En effet, Racine Sy, contrairement à Farba Ngom et Tahirou Sarr, a été poursuivi exclusivement pour un montant équivalent à celui cautionné (797 millions FCFA), et a présenté une garantie immédiate et suffisante, déposée à la CDC en faveur de l’État. Par ailleurs, sa situation professionnelle stable, son absence de risque de fuite avéré, ainsi que la non-récurrence de faits similaires dans son parcours judiciaire, ont pesé en sa faveur.

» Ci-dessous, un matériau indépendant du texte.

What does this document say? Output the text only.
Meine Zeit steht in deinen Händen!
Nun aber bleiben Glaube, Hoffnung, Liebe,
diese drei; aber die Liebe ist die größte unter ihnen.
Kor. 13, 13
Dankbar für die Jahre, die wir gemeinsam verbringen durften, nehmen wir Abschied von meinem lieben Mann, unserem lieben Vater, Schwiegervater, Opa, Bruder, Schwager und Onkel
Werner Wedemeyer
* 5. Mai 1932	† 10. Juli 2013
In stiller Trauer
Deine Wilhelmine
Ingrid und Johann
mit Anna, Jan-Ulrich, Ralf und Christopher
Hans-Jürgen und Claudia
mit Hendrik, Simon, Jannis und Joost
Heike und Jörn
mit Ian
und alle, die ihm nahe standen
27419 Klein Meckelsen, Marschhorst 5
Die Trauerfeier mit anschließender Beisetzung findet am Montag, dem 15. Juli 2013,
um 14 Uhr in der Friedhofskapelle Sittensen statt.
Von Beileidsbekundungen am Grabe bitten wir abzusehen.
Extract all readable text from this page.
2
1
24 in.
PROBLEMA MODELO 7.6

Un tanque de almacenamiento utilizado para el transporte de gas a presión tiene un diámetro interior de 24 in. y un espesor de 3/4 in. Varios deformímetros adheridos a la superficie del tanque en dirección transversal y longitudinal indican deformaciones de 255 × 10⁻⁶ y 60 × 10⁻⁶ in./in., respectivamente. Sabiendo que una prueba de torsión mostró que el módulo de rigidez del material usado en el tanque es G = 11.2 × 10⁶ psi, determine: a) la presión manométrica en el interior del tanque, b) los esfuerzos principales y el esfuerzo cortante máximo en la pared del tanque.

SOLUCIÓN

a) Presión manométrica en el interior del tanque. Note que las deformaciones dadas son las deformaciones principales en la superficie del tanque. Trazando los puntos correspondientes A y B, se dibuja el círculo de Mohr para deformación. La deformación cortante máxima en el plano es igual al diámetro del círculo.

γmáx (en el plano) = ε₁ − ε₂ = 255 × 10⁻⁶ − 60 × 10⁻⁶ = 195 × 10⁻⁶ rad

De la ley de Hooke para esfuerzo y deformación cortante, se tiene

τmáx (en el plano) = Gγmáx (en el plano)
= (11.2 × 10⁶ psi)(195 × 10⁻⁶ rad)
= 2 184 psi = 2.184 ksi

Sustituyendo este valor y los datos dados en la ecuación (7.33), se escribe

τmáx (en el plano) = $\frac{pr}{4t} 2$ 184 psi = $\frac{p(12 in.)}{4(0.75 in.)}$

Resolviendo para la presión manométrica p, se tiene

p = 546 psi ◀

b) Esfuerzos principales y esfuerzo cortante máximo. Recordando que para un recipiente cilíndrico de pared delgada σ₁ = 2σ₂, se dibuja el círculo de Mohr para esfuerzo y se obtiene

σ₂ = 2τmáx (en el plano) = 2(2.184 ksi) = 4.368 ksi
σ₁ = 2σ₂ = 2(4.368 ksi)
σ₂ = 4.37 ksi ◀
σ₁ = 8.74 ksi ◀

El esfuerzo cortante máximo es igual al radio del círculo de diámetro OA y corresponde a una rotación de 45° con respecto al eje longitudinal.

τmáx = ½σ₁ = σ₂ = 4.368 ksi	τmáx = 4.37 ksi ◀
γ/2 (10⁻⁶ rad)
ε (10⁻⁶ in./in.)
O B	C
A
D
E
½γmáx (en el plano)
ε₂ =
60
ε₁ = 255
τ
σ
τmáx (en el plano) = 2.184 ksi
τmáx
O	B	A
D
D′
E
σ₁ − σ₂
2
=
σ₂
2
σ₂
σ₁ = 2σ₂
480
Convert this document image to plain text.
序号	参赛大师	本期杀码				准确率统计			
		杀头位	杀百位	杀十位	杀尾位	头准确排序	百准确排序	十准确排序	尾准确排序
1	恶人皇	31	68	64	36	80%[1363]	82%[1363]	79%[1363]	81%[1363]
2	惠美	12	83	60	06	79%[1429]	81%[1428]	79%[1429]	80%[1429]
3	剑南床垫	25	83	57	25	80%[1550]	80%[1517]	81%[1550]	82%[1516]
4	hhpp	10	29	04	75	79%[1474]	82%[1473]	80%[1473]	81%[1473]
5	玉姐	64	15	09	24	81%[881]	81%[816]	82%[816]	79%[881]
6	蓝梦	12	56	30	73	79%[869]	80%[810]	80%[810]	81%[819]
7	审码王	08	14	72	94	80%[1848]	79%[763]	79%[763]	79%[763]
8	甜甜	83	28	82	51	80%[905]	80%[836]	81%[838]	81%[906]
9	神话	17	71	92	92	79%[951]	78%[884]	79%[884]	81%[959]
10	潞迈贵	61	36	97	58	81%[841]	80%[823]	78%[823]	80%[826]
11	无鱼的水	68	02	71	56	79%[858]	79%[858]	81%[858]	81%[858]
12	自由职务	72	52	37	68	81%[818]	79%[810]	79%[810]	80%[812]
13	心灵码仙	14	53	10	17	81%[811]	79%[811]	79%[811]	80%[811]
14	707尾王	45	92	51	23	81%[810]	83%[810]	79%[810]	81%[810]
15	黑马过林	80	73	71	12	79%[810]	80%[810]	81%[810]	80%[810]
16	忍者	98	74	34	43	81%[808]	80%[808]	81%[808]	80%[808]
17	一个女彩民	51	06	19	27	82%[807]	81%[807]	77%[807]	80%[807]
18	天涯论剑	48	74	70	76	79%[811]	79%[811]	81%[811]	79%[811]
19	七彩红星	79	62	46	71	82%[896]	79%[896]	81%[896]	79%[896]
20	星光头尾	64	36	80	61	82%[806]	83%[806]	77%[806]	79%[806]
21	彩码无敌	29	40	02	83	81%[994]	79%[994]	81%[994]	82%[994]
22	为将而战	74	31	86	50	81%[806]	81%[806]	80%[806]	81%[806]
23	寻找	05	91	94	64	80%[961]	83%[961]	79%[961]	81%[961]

À l’inverse, les juges ont sans doute estimé que les cautions proposées par Farba Ngom et Tahirou Sarr ne couvraient ni l’ampleur des préjudices présumés ni ne présentaient des garanties suffisantes d’exécution. De plus, les risques d’entrave à l’enquête ou de concertation frauduleuse entre les co-accusés justifiaient, selon le Collège, la détention préventive. Ce pouvoir d’appréciation, bien que encadré, reste à la discrétion du juge, selon les éléments concrets du dossier de chaque accusé.